M. Therese Lysaught, PhD, is Professor of Moral Theology and Healthcare at the Neiswanger Institute for Bioethics and Health Care Leadership at the Stritch School of Medicine, Loyola University Chicago. Her scholarly work brings into conversation the fields of theology, medicine, bioethics, and global health. Her books include Biopolitics After Neuroscience: Morality and the Economy of Virtue  (Bloomsbury Academic, 2022, co-authored with Jeffrey P. Bishop and Andrew Michel); Catholic Bioethics and Social Justice: The Praxis of US Healthcare in a Globalized World (Liturgical Press, 2019, co-edited with Michael McCarthy); Caritas in Communion: The Theological Foundations of Catholic Health Care (Catholic Health Association, 2014); On Moral Medicine: Theological Perspectives on Medical Ethics, 3rd edition (Eerdmans, 2012, co-edited with Joseph Kotva); and Gathered for the Journey: Moral Theology in Catholic Perspective (Eerdmans, 2007, co-edited with David Matzko McCarthy). Both Catholic Bioethics and Social Justice and Gathered for the Journey have received awards from the Catholic Press Association. In addition to writing over 100 articles/essays and presenting over 100 conference papers and invited lectures, she has served as a visiting scholar with the Catholic Health Association; on the Board of Directors of the Society of Christian Ethics; on the Recombinant DNA Advisory Committee (RAC) at the US National Institutes of Health; on the advisory board for the Program of Dialogue Between Science, Religion, and Ethics at the American Association for the Advancement of Science; and as a member of the U.S. Catholic-Episcopal Theological Consultation under the aegis of the USCCB. She is a founding member and the incoming editor of the Journal of Moral Theology and a corresponding member of the Pontifical Academy for Life. For more on her work, click here.

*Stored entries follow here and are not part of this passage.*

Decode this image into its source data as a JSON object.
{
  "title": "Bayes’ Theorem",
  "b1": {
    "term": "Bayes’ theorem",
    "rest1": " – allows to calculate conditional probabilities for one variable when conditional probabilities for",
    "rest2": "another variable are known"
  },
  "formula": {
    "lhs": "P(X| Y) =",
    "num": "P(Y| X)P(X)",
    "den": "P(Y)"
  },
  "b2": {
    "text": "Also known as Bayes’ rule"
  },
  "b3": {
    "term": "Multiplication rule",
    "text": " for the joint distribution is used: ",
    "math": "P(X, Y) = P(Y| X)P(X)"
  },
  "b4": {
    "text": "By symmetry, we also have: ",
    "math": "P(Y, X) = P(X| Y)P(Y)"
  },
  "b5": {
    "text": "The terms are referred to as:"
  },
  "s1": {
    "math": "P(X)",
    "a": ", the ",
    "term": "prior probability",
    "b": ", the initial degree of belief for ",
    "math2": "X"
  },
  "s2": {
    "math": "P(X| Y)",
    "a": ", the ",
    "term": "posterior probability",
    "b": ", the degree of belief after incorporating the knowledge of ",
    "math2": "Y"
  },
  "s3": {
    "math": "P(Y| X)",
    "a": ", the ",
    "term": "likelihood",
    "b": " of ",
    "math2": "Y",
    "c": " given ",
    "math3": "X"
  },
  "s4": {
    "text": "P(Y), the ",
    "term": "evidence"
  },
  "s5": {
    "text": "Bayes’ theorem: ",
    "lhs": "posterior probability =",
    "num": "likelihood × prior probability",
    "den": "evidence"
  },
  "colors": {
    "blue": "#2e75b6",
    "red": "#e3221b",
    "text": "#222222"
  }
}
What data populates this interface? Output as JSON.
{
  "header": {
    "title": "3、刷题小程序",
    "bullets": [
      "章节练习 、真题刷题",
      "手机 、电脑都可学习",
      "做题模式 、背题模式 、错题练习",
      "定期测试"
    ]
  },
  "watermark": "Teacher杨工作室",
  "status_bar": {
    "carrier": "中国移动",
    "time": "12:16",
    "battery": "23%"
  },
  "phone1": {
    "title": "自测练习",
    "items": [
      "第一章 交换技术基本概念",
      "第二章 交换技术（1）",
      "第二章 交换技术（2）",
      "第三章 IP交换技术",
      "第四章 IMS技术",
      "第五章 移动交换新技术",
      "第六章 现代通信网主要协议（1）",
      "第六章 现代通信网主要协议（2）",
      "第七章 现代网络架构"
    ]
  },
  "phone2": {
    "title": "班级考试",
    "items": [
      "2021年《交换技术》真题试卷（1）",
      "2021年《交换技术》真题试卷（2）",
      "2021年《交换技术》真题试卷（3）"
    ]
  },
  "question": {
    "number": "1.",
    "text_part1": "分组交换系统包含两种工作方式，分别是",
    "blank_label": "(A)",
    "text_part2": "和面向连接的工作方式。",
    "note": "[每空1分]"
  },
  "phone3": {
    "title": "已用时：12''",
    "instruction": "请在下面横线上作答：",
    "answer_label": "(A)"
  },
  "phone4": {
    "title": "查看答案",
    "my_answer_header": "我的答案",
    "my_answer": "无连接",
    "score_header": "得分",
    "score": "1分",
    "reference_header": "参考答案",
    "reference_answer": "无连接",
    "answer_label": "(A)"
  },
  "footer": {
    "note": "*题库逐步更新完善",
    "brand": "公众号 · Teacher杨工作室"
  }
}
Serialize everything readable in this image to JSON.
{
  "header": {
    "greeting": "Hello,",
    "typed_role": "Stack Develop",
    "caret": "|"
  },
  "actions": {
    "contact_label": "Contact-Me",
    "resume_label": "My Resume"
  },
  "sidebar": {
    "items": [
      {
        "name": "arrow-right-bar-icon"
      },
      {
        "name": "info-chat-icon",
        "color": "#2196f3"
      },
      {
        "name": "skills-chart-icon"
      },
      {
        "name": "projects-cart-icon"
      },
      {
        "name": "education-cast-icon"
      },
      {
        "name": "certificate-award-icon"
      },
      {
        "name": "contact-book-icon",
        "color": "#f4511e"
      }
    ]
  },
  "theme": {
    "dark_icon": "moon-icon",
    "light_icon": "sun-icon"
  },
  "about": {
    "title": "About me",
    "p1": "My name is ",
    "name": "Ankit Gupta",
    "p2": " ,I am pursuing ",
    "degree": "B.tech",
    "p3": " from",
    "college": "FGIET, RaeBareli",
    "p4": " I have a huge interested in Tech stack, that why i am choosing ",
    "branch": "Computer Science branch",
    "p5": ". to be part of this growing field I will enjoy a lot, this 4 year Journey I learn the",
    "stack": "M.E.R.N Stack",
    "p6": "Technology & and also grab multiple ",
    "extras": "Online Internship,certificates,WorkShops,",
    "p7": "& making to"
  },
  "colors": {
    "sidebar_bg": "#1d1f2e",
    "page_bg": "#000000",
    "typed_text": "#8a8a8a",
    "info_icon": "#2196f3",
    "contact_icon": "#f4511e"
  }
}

Biopolitics After Neuroscience: Morality and the Economy of Virtue began as a project exploring the neuroscience of virtue. What we found, however, surprised us. First, we found that the neuroscience of morality was a subtle fusion of two distinct sciences—neurobiology and positive human science—each with their own approaches, methodologies, models, and theories. Even more, we discovered that at the heart of the neuroscience of morality stands a model for human behavior that was thin, fragile, meager, and gaunt—an anthropology deriving from the lineage of homo economicus. Put differently, the model for moral behavior was in fact the same model for economic behavior. Tracing these models of human behavior in neuroscience of morality from the journal science through the popular neuroscience, this project demonstrates the social and moral imaginary that shapes the scientific questions. We argue that quest of the neuroscience of morality stands in a long lineage of thinking and rationality that traces its roots through the neoliberalism of Becker, Friedman, and Knight to John Stuart Mill’s positive social science and to Bentham’s, Ricardo’s, Malthus’s, and Townsend’s empiricism, finding its foundation in David Hume’s and Francis Bacon’s skepticism. Along the way, we make clear that neoliberal political economy, with its thin moral anthropology, stems from Hume and rather than Adam Smith, and it shapes the claims by neuroscience in a way that aligns itself with the biopolitics of moral behavior. We conclude by asking what it will take to free not only neuroscience, but contemporary science as a whole, from economization and the politico-philosophical commitments of the neoliberal age in order to reorient it toward a more human science”.